Friday November 9, 2012

As I write this, it's voting day. Thank you to those who turned out to vote for me. I am certain that my name or platform could not be shared widely enough to have any chance at upsetting the incumbent. I saw the incumbent acting without honor when it came to the debates, where he and the republican both cowered behind the repetition "It's not my debate," as if, as Commander in Chief, he would have no pull to command inclusive and open democratic debate. I also saw that press in Burlington, despite knowledge of significant numbers of people who wanted representation for the very policies in my platform, act to censor it. That is why after today, there will not be any elected authority who will oppose the F-35's; or who will understand the damage of large scale wind utilities and support smaller safer applications of wind for renewable energy; or who will have cannabis grown for profit and healing; or who will actually increase the health of Vermonters or increase the actual amount of public money in circulation.

There were a couple of exceptions, my local press -- the Reformer and The Commons and the Newport Daily express -- these people made actual real efforts to help the public have complete awareness of their full options. I am thankful for them. I saw Bernie Sanders bar my voice at his "town meetings" and saw his audacity to have a victory party before the vote. It must be a hollow victory, to win without honor. Moreover, winning, in the future is going to have to mean that the community grows stronger and the authority of central government recedes. I am standing with the majority of Vermont, who want money out of politics, who don't want leadership defined by how well a candidate can scare people into emptying their pocketbook to get him/her elected, or by the favoritism that results. So even after this election the people of Vermont are still in need of honest and true direction, leadership with integrity, for the good of all. To these people reading, I will illuminate the future path that will provide our safest passage through these next two years. Sandy and her relatives will be encouraging numbers of people to move to Vermont, as happened with 9/11 and Katrina.

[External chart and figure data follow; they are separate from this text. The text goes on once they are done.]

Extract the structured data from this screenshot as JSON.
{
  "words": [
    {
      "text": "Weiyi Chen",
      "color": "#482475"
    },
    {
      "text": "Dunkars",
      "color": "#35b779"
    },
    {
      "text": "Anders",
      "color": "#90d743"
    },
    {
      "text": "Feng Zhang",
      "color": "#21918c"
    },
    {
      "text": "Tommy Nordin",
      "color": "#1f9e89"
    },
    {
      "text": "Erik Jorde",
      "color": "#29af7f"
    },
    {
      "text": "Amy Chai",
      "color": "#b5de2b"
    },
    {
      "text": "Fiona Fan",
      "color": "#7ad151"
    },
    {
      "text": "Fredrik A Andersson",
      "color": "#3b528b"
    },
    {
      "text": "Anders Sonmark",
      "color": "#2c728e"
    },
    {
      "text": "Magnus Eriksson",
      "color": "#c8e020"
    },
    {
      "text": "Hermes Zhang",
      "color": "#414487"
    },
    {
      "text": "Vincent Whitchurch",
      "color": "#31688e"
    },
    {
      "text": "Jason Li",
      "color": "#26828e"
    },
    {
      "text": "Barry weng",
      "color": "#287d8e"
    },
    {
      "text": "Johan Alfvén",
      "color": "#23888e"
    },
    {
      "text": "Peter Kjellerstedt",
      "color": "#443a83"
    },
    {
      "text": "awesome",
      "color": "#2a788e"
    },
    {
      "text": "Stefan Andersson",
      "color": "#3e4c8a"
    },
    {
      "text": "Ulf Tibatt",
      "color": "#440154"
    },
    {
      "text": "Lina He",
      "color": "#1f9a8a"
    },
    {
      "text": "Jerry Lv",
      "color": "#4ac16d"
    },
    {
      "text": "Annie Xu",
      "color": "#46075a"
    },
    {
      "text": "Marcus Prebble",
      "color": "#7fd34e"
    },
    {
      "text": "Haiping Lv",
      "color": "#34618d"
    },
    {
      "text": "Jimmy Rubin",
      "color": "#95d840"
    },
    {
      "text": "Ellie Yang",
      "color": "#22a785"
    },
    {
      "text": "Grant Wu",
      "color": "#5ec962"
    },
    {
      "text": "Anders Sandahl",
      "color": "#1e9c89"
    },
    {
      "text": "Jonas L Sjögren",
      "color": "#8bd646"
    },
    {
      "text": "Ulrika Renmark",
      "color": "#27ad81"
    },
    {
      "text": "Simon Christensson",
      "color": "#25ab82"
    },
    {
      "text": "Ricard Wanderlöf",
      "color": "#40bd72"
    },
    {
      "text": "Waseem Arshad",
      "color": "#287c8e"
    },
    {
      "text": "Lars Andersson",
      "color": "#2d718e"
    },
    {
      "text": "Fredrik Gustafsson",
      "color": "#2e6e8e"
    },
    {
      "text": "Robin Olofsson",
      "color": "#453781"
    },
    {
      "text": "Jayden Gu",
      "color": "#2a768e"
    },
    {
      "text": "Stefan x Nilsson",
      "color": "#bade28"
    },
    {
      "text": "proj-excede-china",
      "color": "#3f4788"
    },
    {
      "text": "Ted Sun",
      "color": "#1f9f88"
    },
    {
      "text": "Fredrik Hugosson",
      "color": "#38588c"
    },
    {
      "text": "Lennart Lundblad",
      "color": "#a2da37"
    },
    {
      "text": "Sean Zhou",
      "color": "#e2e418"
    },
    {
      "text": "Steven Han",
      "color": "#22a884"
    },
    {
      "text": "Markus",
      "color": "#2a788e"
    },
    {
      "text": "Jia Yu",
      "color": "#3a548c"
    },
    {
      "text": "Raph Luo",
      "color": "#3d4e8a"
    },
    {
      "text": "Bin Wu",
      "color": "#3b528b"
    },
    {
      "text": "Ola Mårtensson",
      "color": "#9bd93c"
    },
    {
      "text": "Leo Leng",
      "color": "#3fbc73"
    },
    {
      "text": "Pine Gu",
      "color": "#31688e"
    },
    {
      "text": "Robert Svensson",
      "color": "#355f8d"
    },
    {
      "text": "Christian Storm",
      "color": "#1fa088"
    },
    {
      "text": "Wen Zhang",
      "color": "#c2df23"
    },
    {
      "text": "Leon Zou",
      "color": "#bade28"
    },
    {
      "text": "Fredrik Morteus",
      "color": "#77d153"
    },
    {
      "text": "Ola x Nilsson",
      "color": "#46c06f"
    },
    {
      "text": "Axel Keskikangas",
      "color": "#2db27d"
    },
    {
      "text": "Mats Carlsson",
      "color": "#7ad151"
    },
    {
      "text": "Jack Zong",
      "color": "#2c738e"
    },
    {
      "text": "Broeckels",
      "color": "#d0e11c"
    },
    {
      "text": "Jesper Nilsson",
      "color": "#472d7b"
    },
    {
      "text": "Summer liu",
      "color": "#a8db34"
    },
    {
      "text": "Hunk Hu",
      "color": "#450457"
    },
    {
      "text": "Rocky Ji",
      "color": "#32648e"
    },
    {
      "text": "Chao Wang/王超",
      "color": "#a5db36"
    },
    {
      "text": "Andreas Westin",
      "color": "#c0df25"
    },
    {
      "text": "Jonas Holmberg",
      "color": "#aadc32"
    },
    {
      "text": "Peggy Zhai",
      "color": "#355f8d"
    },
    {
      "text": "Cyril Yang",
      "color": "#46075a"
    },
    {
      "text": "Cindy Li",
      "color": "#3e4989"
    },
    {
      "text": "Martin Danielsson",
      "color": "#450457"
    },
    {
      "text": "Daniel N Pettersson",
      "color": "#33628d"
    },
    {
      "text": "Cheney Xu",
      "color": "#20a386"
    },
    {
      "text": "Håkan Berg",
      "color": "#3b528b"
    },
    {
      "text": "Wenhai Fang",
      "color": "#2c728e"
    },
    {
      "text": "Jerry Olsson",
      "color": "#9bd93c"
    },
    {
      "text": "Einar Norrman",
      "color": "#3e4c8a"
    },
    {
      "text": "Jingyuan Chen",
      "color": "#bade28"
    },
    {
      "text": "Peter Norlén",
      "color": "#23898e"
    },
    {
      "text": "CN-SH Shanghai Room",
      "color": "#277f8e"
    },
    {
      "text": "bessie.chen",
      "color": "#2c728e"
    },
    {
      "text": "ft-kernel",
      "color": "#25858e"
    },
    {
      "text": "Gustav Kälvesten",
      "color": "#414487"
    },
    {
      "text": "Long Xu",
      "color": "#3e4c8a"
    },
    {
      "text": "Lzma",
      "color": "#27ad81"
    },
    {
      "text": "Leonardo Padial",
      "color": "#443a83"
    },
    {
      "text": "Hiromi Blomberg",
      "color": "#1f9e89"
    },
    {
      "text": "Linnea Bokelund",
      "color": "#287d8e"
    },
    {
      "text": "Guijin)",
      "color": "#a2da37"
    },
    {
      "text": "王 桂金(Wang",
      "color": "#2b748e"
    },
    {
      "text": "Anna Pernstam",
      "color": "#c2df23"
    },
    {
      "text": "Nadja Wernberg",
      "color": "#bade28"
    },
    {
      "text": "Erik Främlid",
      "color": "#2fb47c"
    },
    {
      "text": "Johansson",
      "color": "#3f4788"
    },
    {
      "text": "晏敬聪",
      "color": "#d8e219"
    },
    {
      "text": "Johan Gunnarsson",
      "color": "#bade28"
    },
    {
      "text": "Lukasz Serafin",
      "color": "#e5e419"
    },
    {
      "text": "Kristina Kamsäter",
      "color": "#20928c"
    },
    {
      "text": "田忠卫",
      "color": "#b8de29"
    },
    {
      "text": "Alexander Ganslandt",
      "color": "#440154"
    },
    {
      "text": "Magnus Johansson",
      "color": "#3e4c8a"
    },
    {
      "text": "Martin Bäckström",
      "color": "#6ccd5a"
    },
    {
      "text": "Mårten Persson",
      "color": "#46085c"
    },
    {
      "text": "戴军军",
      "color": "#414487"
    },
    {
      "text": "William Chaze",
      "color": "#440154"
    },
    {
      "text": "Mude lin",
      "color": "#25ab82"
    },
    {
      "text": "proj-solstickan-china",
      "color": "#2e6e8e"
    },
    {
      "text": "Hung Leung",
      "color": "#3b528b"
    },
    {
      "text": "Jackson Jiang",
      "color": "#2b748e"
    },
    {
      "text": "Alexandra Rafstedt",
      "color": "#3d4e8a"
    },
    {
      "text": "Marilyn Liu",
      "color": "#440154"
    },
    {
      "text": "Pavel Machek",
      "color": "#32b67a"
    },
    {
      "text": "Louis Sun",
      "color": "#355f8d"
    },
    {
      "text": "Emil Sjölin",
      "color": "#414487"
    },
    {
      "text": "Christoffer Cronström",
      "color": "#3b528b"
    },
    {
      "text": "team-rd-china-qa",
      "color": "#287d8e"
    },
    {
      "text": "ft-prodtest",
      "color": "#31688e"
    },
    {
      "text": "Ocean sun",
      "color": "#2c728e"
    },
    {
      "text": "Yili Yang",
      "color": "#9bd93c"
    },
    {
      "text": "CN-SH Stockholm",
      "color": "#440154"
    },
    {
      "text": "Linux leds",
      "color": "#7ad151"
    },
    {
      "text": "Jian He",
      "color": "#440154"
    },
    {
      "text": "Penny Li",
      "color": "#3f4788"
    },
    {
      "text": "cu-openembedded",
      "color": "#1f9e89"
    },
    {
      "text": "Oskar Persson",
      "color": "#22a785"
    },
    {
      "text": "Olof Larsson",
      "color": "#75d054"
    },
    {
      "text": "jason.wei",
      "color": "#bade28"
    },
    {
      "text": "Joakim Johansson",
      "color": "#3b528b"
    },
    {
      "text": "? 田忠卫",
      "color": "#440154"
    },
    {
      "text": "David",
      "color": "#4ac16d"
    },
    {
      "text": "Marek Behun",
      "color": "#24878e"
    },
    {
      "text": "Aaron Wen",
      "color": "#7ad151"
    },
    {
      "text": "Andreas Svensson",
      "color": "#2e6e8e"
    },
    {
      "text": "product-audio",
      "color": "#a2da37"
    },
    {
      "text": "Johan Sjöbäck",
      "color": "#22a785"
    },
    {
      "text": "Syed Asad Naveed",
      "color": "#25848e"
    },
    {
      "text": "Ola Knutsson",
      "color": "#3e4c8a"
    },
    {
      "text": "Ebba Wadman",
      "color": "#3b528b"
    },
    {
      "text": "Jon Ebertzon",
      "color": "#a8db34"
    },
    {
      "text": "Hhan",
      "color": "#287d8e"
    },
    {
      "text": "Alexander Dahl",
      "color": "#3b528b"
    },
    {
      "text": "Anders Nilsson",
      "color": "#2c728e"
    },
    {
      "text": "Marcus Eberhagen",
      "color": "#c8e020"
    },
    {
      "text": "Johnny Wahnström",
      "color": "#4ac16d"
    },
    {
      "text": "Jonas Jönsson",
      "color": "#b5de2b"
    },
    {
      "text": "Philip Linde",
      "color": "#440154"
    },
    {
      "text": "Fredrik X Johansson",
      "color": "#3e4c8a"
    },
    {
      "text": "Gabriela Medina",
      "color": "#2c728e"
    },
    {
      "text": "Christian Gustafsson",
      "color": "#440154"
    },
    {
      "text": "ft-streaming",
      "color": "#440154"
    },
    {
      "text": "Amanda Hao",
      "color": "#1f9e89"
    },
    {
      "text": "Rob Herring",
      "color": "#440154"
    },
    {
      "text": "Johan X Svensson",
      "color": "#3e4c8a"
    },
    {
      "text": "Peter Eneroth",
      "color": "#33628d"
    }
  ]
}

One of our most important tasks then, is to create food security. To that end, let us take a bill that was passed in New Mexico regarding sustainable test communities (see the YouTube film "Garbage Warrior"), and earnestly set about to alter the practice of foreclosure of small farms. Instead put these properties into common, keeping farmers on site where they will, and encouraging small enclaves of new strength to till the earth for natural food, and engage in small anumal husbandry. These special Vermonters will prove for the rest of us how to accomplish zero waste lifestyles, with zero electric lines, zero water and sewage lines, all while providing food for Vermont's needs. We will invite those who want to live in accordance with the harmony of Earth, who will help provide for our food security, as we give them security of a home. I am personally keen to see larger yurt-shaped structures made out of hemp shiv and lime, built on tire foundations for these communities. These structures will avoid the worst of Sandy's relatives by their shape. They will not burn down, or mold, by the lime, and will hardly need heating at all, by their composition. They will describe the most reasonable purpose for growing industrial hemp regardless of Federal ignorance. I begin right away to develop the proposal and to pull together the persons of good standing and position to manifest this urgent response to our predicament.

I thank all of you who have supported me in your prayer, your actions and your understanding that my political purpose is solely to help the good of all shine forth against a backdrop of serious corruption.

Emily Peyton writes from Putney, and is calling herself an Independent candidate for governor in 2014.